Keep in mind three rules in regard to creating value in a business negotiation. The first concerns the meaning of value itself, which is expressed as Value = Benefit - Cost. We've all heard about sales processes that are supposed to add value but hardly ever succeed in creating real, measurable business value. A process does succeed when it enables you to add "hard" value (value you can measure) rather than "soft" value. If you can't put a potential trade through the equation above, you're not creating value.
The second rule is: Never concede - always trade. If you simply concede on an item during a negotiation, you are eliminating the possibility of creating value because value is created by trading items that have differing importance to the two sides in a negotiation.
The third rule is: Never negotiate one thing by itself.

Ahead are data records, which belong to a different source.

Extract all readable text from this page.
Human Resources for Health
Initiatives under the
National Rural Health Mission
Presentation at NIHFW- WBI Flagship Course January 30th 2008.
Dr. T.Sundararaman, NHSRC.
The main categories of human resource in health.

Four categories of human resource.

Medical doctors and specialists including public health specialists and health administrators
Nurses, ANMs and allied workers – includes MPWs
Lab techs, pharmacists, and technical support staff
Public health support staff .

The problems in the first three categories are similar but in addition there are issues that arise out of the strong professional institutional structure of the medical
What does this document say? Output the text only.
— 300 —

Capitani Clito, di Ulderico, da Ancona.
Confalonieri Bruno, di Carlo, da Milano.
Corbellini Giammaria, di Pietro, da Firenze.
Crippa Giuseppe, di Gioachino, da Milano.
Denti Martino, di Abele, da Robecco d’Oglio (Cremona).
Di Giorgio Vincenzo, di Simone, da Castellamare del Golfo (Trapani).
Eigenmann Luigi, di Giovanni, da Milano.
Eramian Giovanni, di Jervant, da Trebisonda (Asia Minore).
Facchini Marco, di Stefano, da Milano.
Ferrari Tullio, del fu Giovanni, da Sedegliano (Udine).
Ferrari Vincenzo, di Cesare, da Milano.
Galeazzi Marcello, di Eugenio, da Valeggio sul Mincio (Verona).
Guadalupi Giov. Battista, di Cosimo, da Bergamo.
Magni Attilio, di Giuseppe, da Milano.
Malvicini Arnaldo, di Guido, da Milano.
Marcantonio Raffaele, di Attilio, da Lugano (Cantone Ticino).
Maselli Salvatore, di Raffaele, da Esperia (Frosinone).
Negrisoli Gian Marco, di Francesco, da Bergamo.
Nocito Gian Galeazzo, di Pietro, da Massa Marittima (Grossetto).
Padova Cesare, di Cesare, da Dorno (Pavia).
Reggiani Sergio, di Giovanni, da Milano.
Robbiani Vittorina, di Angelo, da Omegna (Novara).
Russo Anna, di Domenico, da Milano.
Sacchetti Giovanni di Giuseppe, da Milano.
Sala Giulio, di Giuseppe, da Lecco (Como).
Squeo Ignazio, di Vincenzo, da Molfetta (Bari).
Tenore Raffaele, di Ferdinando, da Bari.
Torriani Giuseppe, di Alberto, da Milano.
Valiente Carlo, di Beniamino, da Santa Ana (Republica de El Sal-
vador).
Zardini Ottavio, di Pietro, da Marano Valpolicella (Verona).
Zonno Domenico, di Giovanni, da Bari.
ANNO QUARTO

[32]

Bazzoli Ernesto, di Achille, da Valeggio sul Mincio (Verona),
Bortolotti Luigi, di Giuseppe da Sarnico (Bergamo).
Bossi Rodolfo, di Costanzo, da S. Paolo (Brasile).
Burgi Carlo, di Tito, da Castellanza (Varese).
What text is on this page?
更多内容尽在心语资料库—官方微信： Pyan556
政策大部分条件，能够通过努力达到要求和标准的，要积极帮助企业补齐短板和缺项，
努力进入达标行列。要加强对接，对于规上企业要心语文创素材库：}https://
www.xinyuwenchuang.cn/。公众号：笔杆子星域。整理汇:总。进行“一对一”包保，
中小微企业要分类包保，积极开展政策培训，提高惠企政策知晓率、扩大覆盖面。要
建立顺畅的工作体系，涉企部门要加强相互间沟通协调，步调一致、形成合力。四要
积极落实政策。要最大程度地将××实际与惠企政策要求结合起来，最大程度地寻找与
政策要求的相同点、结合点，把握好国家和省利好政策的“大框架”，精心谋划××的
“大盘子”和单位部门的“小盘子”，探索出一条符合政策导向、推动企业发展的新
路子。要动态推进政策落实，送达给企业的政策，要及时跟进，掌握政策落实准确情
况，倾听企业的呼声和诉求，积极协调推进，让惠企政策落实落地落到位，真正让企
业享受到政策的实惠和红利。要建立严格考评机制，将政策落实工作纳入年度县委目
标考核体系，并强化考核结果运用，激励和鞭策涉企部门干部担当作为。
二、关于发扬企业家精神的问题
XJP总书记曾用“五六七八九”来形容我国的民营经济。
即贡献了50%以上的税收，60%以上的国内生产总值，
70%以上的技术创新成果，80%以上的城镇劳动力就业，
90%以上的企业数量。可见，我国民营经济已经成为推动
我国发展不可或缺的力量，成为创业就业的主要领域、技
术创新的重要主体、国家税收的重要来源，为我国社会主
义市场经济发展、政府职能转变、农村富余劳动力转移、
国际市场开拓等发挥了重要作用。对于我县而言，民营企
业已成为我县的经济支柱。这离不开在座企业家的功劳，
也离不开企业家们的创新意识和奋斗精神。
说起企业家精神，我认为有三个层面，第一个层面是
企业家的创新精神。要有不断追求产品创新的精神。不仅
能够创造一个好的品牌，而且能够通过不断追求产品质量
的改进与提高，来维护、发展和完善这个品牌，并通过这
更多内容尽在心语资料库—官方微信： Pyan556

If you negotiate one item at a time, you will soon find that you don't have any other items with which to trade, and if you can't trade, you can't create value.
Creating value is something that has to work for both you and your customer, or it doesn't work for either of you. Salespeople have two very good reasons to embrace the concept of value creation. First, it makes it easier for you to negotiate with buyers because it's easier to divide a larger pie than a smaller one. And, second, it enables you to make more money by providing you with the ability to make bigger deals, and over time bigger deals mean more money. However, even though creating a larger pie and bigger deals is ultimately beneficial to both sides in a negotiation, buyers don't necessarily see it in that way. Because, as a rule, buyers are primarily interested in lower prices, they're less likely to be concerned about value-creating trades. And that's why it's often incumbent on you - the seller - to show the buyer how and why creating value can be advantageous to both of you.